Tell me about a time you were trying to understand a problem on your team and you had to go down several layers to figure it out. Who did you talk with and what information proved most valuable? How did you use that information to help solve the problem?
- Eva Richardson
I inherited a team as part of my promotion, and when I was getting to know my team and what others thought of my team, i uncovered that one of the team members had some really questionable and often bad feedback. This was perplexing since I had dissatisfied business partners and dissatisfied engineers, and I had known of him to be really hardworking and going above and beyond. I did a few rounds of investigation
- I first discussed with the project managers, and the feedback I got was that he is never planned since he didnt fully understand what the customer really wants, and so his stories lacked the detail.
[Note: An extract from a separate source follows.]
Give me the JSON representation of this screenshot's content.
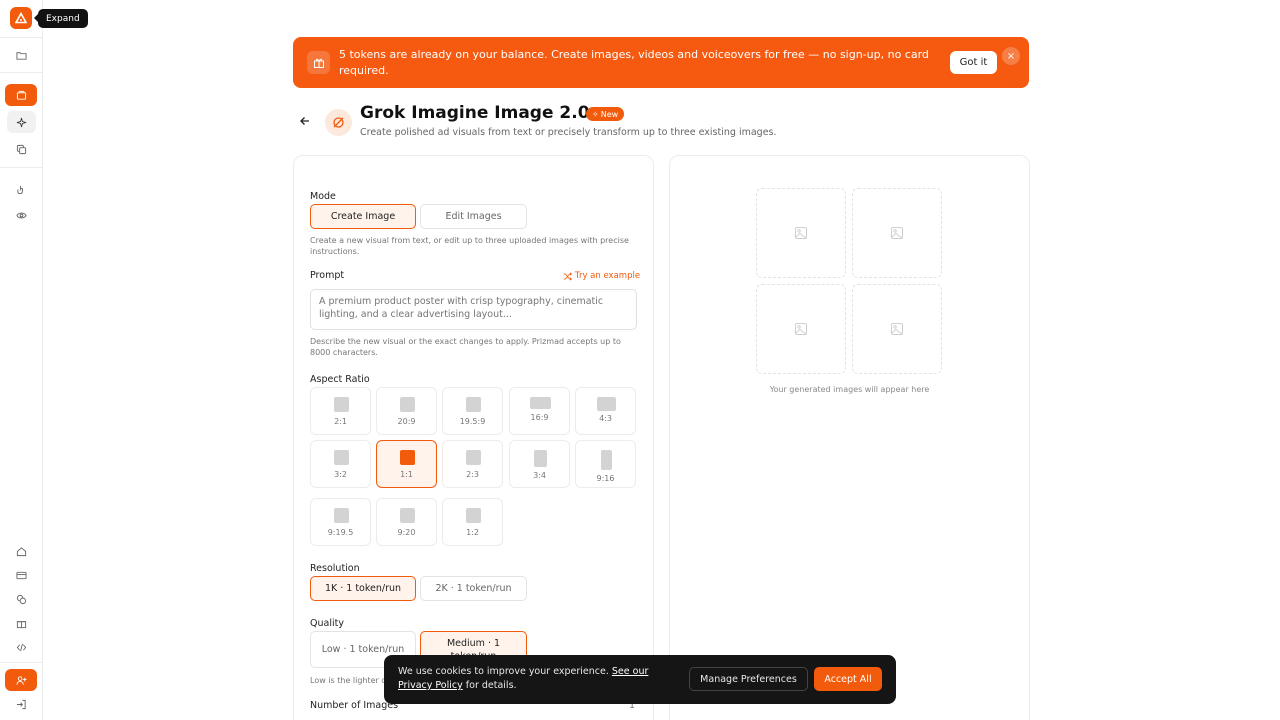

- I talked to my business partners and they told me, half of the time he doesnt know how to elicit requirements, since he doesnt fully understand their problems.
- I finally discussed with my engineering team, and broke my questioning into the types of projects, turns out there was one category of projects he was brilliant at, the ones which were purely technical like ensuring system availability, ensuring stable code, anytime there is an infrastructure change planned, or even massive redesign of systems.
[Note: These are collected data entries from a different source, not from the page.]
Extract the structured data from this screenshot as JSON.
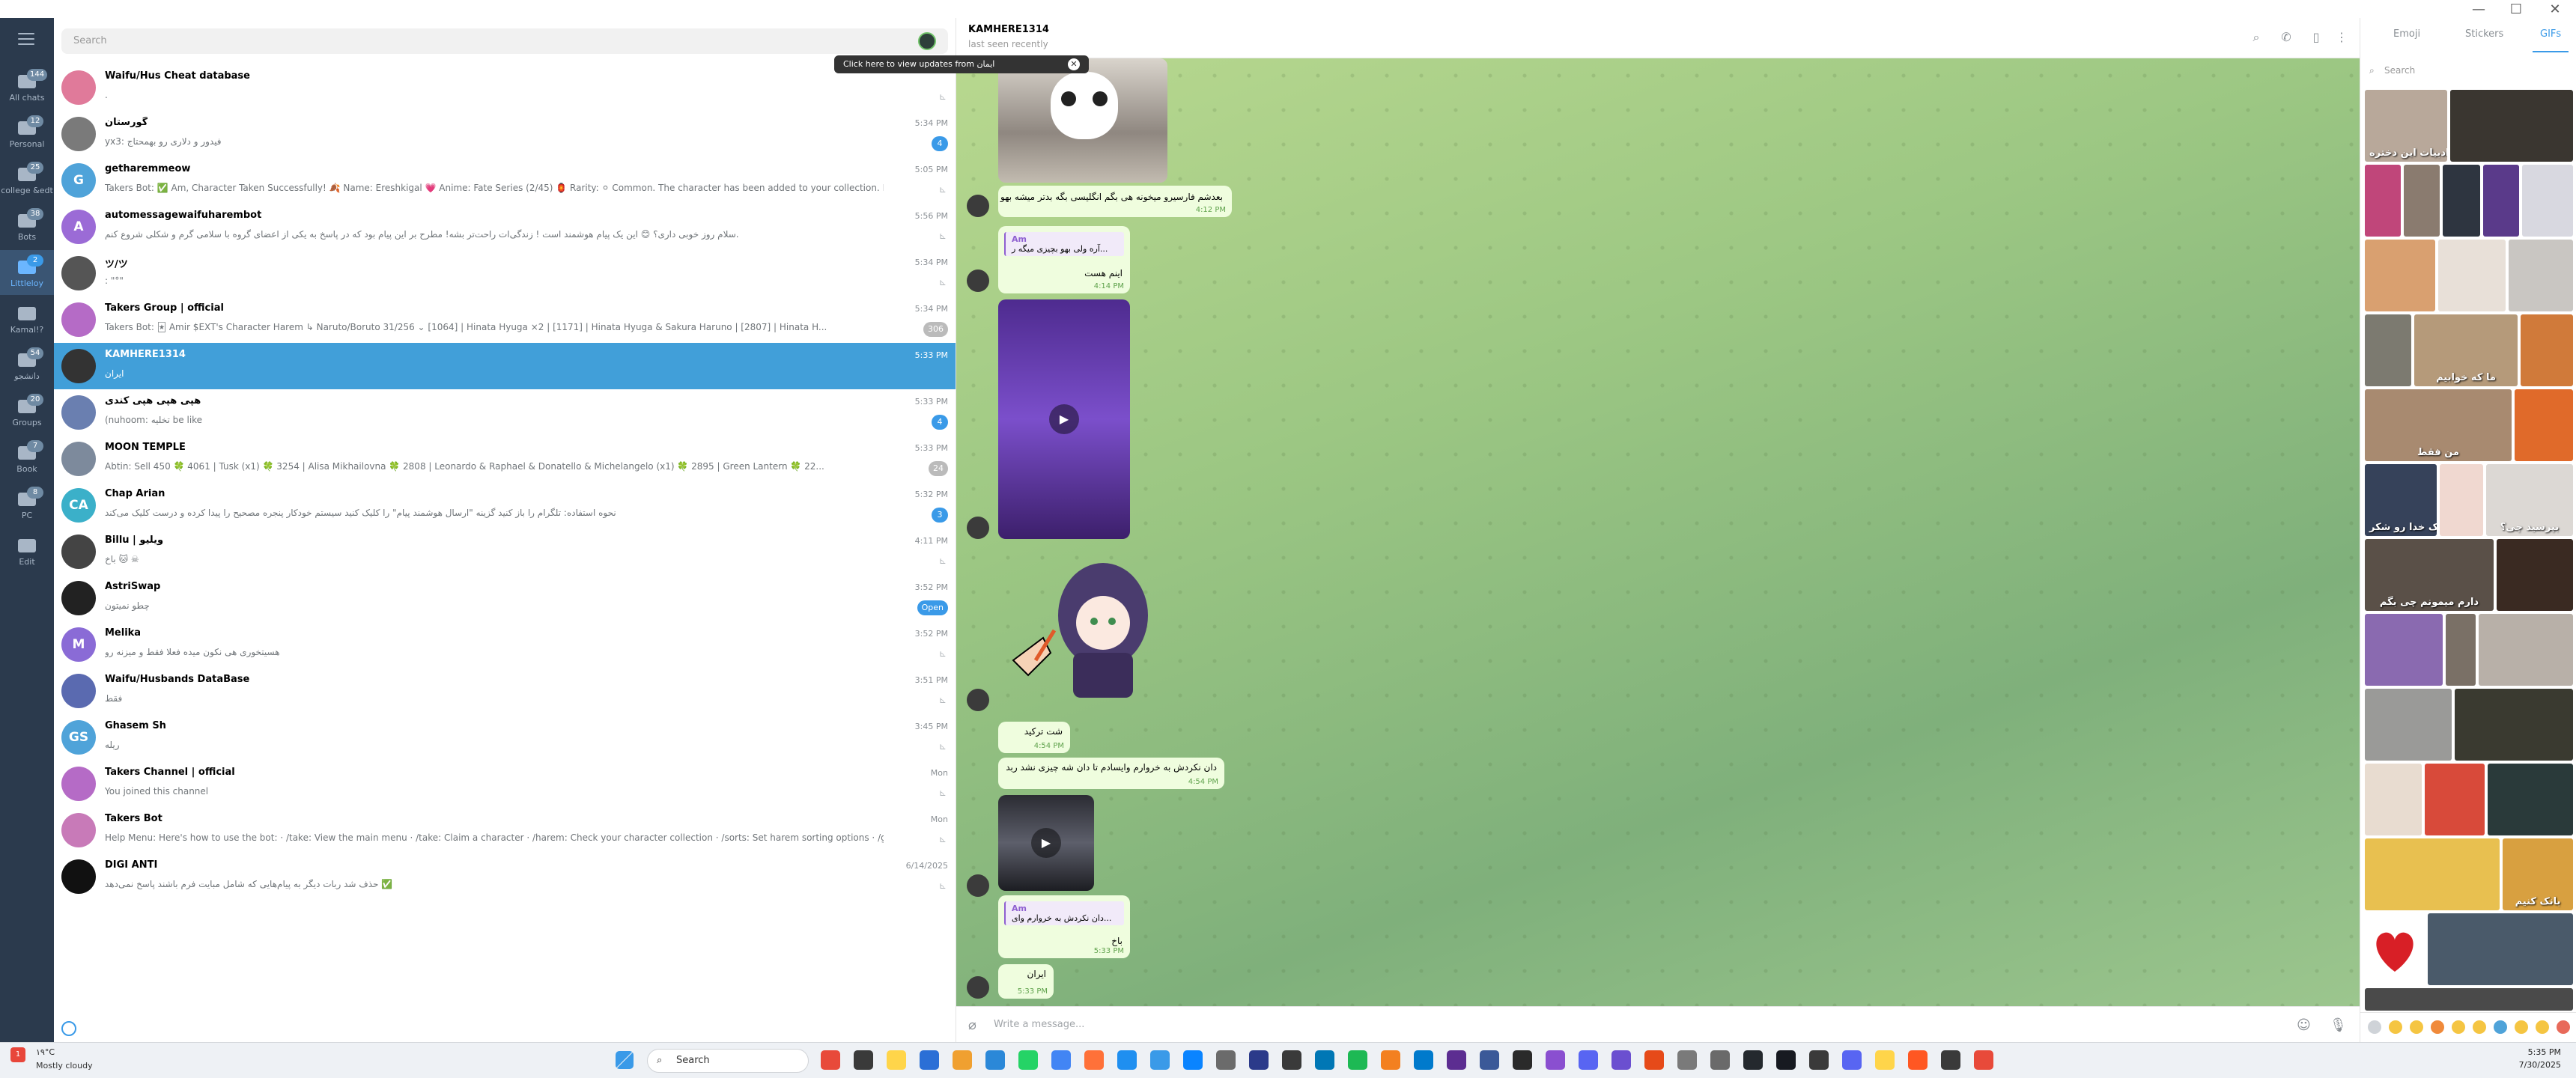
{
  "window": {
    "minimize": "—",
    "maximize": "☐",
    "close": "✕"
  },
  "folders": [
    {
      "label": "All chats",
      "badge": "144"
    },
    {
      "label": "Personal",
      "badge": "12"
    },
    {
      "label": "college &edt",
      "badge": "25"
    },
    {
      "label": "Bots",
      "badge": "38"
    },
    {
      "label": "Littleloy",
      "badge": "2",
      "active": true
    },
    {
      "label": "Kamal!?",
      "badge": ""
    },
    {
      "label": "دانشجو",
      "badge": "54"
    },
    {
      "label": "Groups",
      "badge": "20"
    },
    {
      "label": "Book",
      "badge": "7"
    },
    {
      "label": "PC",
      "badge": "8"
    },
    {
      "label": "Edit",
      "badge": ""
    }
  ],
  "search": {
    "placeholder": "Search"
  },
  "tooltip": {
    "text": "Click here to view updates from ایمان",
    "close": "✕"
  },
  "chats": [
    {
      "name": "Waifu/Hus Cheat database",
      "preview": ".",
      "time": "",
      "badge": "",
      "color": "#e07a9a",
      "initials": ""
    },
    {
      "name": "گورستان",
      "preview": "yx3: فیدور و دلاری رو بهمحتاج",
      "time": "5:34 PM",
      "badge": "4",
      "color": "#7a7a7a",
      "initials": ""
    },
    {
      "name": "getharemmeow",
      "preview": "Takers Bot: ✅ Am, Character Taken Successfully! 🍂 Name: Ereshkigal 💗 Anime: Fate Series (2/45) 🏮 Rarity: ⚪ Common. The character has been added to your collection. Daily capture...",
      "time": "5:05 PM",
      "badge": "",
      "color": "#4fa3d9",
      "initials": "G"
    },
    {
      "name": "automessagewaifuharembot",
      "preview": "سلام روز خوبی داری؟ 😊 این یک پیام هوشمند است ! زندگی‌ات راحت‌تر بشه! مطرح بر این پیام بود که در پاسخ به یکی از اعضای گروه با سلامی گرم و شکلی شروع کنم.",
      "time": "5:56 PM",
      "badge": "",
      "color": "#9b6bd6",
      "initials": "A"
    },
    {
      "name": "ツ/ツ",
      "preview": ": \"°\"",
      "time": "5:34 PM",
      "badge": "",
      "color": "#555",
      "initials": ""
    },
    {
      "name": "Takers Group | official",
      "preview": "Takers Bot: 🃏 Amir $EXT's Character Harem ↳ Naruto/Boruto 31/256 ⌄ [1064] | Hinata Hyuga ×2 | [1171] | Hinata Hyuga & Sakura Haruno | [2807] | Hinata H...",
      "time": "5:34 PM",
      "badge": "306",
      "color": "#b56bc6",
      "initials": ""
    },
    {
      "name": "KAMHERE1314",
      "preview": "ایران",
      "time": "5:33 PM",
      "badge": "",
      "color": "#333",
      "initials": "",
      "selected": true
    },
    {
      "name": "هپی هپی هپی کندی",
      "preview": "(nuhoom: تخلیه be like",
      "time": "5:33 PM",
      "badge": "4",
      "color": "#6a7fb0",
      "initials": ""
    },
    {
      "name": "MOON TEMPLE",
      "preview": "Abtin: Sell 450 🍀 4061 | Tusk (x1) 🍀 3254 | Alisa Mikhailovna 🍀 2808 | Leonardo & Raphael & Donatello & Michelangelo (x1) 🍀 2895 | Green Lantern 🍀 22...",
      "time": "5:33 PM",
      "badge": "24",
      "color": "#7d8a9c",
      "initials": ""
    },
    {
      "name": "Chap Arian",
      "preview": "نحوه استفاده: تلگرام را باز کنید گزینه \"ارسال هوشمند پیام\" را کلیک کنید سیستم خودکار پنجره مصحیح را پیدا کرده و درست کلیک می‌کند",
      "time": "5:32 PM",
      "badge": "3",
      "color": "#3bb0c9",
      "initials": "CA"
    },
    {
      "name": "Billu | ویلیو",
      "preview": "باخ 🐱 ☠",
      "time": "4:11 PM",
      "badge": "",
      "color": "#444",
      "initials": ""
    },
    {
      "name": "AstriSwap",
      "preview": "چطو نمیتون",
      "time": "3:52 PM",
      "badge": "Open",
      "color": "#222",
      "initials": ""
    },
    {
      "name": "Melika",
      "preview": "هسیتخوری هی نکون میده فعلا فقط و میزنه رو",
      "time": "3:52 PM",
      "badge": "",
      "color": "#8a6bd6",
      "initials": "M"
    },
    {
      "name": "Waifu/Husbands DataBase",
      "preview": "فقط",
      "time": "3:51 PM",
      "badge": "",
      "color": "#5a6ab0",
      "initials": ""
    },
    {
      "name": "Ghasem Sh",
      "preview": "ریله",
      "time": "3:45 PM",
      "badge": "",
      "color": "#4fa3d9",
      "initials": "GS"
    },
    {
      "name": "Takers Channel | official",
      "preview": "You joined this channel",
      "time": "Mon",
      "badge": "",
      "color": "#b56bc6",
      "initials": ""
    },
    {
      "name": "Takers Bot",
      "preview": "Help Menu: Here's how to use the bot: · /take: View the main menu · /take: Claim a character · /harem: Check your character collection · /sorts: Set harem sorting options · /gift: Gift a character to som...",
      "time": "Mon",
      "badge": "",
      "color": "#c87ab8",
      "initials": ""
    },
    {
      "name": "DIGI ANTI",
      "preview": "حذف شد ربات دیگر به پیام‌هایی که شامل مبایت فرم باشند پاسخ نمی‌دهد ✅",
      "time": "6/14/2025",
      "badge": "",
      "color": "#111",
      "initials": ""
    }
  ],
  "chat": {
    "name": "KAMHERE1314",
    "status": "last seen recently",
    "messages": [
      {
        "text": "بعدشم فارسیرو میخونه هی بگم انگلیسی بگه بدتر میشه بهو",
        "time": "4:12 PM"
      },
      {
        "reply_name": "Am",
        "reply_text": "آره ولی بهو بچیزی میگه ر...",
        "text": "اینم هست",
        "time": "4:14 PM"
      },
      {
        "text": "شت ترکید",
        "time": "4:54 PM"
      },
      {
        "text": "دان نکردش به خروارم وایسادم تا دان شه چیزی نشد ربد",
        "time": "4:54 PM"
      },
      {
        "reply_name": "Am",
        "reply_text": "دان نکردش به خروارم وای...",
        "text": "باخ",
        "time": "5:33 PM"
      },
      {
        "text": "ایران",
        "time": "5:33 PM"
      }
    ],
    "compose_placeholder": "Write a message..."
  },
  "panel": {
    "tabs": [
      "Emoji",
      "Stickers",
      "GIFs"
    ],
    "search_placeholder": "Search",
    "gif_captions": [
      "ادبیات این دختره",
      "ما که خوابیم",
      "من فقط",
      "بوک خدا رو شکر",
      "بپرسید چی؟",
      "دارم میمونم چی بگم",
      "بانک کنیم"
    ]
  },
  "taskbar": {
    "temp": "۱۹°C",
    "weather_badge": "1",
    "condition": "Mostly cloudy",
    "search": "Search",
    "time": "5:35 PM",
    "date": "7/30/2025"
  }
}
- I finally had a discussion about his projects with him, and I asked what is it about these Technical projects you like so much, he first went defensive since he was unsure about how to react to a new boss. But I assured him I was looking out for him, and then he opened up and told me that I used to be a mainframe developer so he is very comfortable with any project that has a technical bent. but he isnt too comfortable coding anymore.. the size / scale of projects dont daunt him, a non technical savvy audience does.
I realized this is a skill mismatch, and at that time I had a plethora of technical projects, and I assigned him purely on those type of projects, and minimized his business interaction to on a need basis. He was still a valuable talent, and these projects still needed to be done, he was the best fit for those projects. 3 quarters later he was awarded the employee of the quarter for his efforts.